Anonim

The fusion of the Siberian permafrost linked to climate change is bringing to light the remains of prehistoric megafauna: the tusks of the woolly mammoths have for some time been at the center of a new - by daylight saving time - treats of ivory. There are conflicting opinions on this type of trade, but based on genetic analyzes performed on some ivory objects sold in Cambodia, it may have spread much more quickly than expected.

To combat the illegal trafficking of elephant tusks, it is important to reconstruct the route of the smuggled ivory from the animal to the seller as accurately as possible. For this reason, the Cambodian authorities (one of the most widespread countries in the ivory trade) are collaborating with researchers from the Royal Zoological Society of Scotland to collect samples of hunting trophies sold in local markets and analyze their DNA, so as to establish the origin.

Infiltrate by surprise. As expected, most of the ivory confiscated for analysis was of African origin: between 2007 and 2014, a third of the continent's elephants (approximately 144, 000 specimens) disappeared due to poaching. But if all this was sadly suspicious, the researchers were stunned when they realized that some confiscated charms had been made from a fang of 10 thousand years ago. For scientists, finding the Siberian mammoth ivory in a tropical country like Cambodia, and above all discovering it practically at the beginning of the tests, was a shock: it means that the product is much more widespread than previously thought.

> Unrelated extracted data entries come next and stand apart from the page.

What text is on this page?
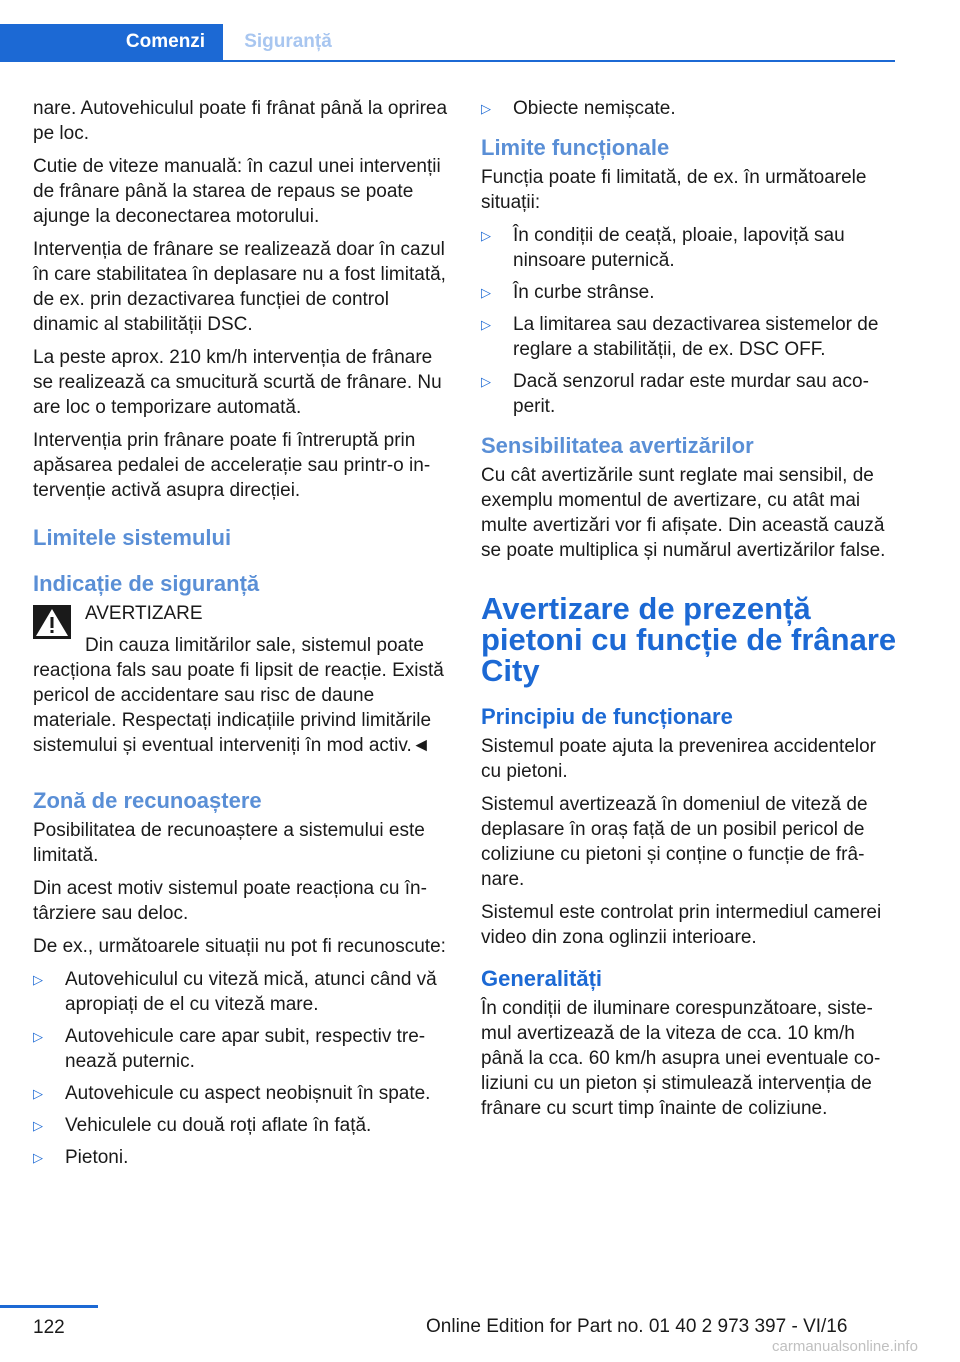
Comenzi	Siguranță

nare. Autovehiculul poate fi frânat până la oprirea pe loc.

Cutie de viteze manuală: în cazul unei intervenții de frânare până la starea de repaus se poate ajunge la deconectarea motorului.

Intervenția de frânare se realizează doar în cazul în care stabilitatea în deplasare nu a fost limitată, de ex. prin dezactivarea funcției de control dinamic al stabilității DSC.

La peste aprox. 210 km/h intervenția de frânare se realizează ca smucitură scurtă de frânare. Nu are loc o temporizare automată.

Intervenția prin frânare poate fi întreruptă prin apăsarea pedalei de accelerație sau printr-o intervenție activă asupra direcției.

Limitele sistemului
Indicație de siguranță
AVERTIZARE
Din cauza limitărilor sale, sistemul poate
reacționa fals sau poate fi lipsit de reacție. Există pericol de accidentare sau risc de daune materiale. Respectați indicațiile privind limitările sistemului și eventual interveniți în mod activ.◄
Zonă de recunoaștere

Posibilitatea de recunoaștere a sistemului este limitată.

Din acest motiv sistemul poate reacționa cu întârziere sau deloc.

De ex., următoarele situații nu pot fi recunoscute:

▷ Autovehiculul cu viteză mică, atunci când vă apropiați de el cu viteză mare.
▷ Autovehicule care apar subit, respectiv trenează puternic.
▷ Autovehicule cu aspect neobișnuit în spate.
▷ Vehiculele cu două roți aflate în față.
▷ Pietoni.
▷ Obiecte nemișcate.
Limite funcționale

Funcția poate fi limitată, de ex. în următoarele situații:

▷ În condiții de ceață, ploaie, lapoviță sau ninsoare puternică.
▷ În curbe strânse.
▷ La limitarea sau dezactivarea sistemelor de reglare a stabilității, de ex. DSC OFF.
▷ Dacă senzorul radar este murdar sau acoperit.
Sensibilitatea avertizărilor

Cu cât avertizările sunt reglate mai sensibil, de exemplu momentul de avertizare, cu atât mai multe avertizări vor fi afișate. Din această cauză se poate multiplica și numărul avertizărilor false.

Avertizare de prezență pietoni cu funcție de frânare City
Principiu de funcționare

Sistemul poate ajuta la prevenirea accidentelor cu pietoni.

Sistemul avertizează în domeniul de viteză de deplasare în oraș față de un posibil pericol de coliziune cu pietoni și conține o funcție de frânare.

Sistemul este controlat prin intermediul camerei video din zona oglinzii interioare.

Generalități

În condiții de iluminare corespunzătoare, sistemul avertizează de la viteza de cca. 10 km/h până la cca. 60 km/h asupra unei eventuale coliziuni cu un pieton și stimulează intervenția de frânare cu scurt timp înainte de coliziune.

122	Online Edition for Part no. 01 40 2 973 397 - VI/16
carmanualsonline.info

Mix the cards. To an inexperienced eye, the ivory of a woolly mammoth is practically indistinguishable from that of the modern pachyderms. This is why countries like China consider the new trade an "ethical" alternative to smuggling ivory. In fact, the woolly mammoths have already died and spread in quantity in the frozen soil (there could be 150 million in the northern permafrost). On the other hand, however, the fact that their sale is legal causes them to be used to camouflage elephant ivory, with which they are easily confused. Not to mention that the mammoth tusks would be a valuable study object for paleontologists.

In short, it is always better to take ivory from frozen beasts than from live animals, but as long as poaching remains a widespread scourge, it is impossible to determine whether this alternative trade is helping or complicating investigations into the smuggling of elephant tusks.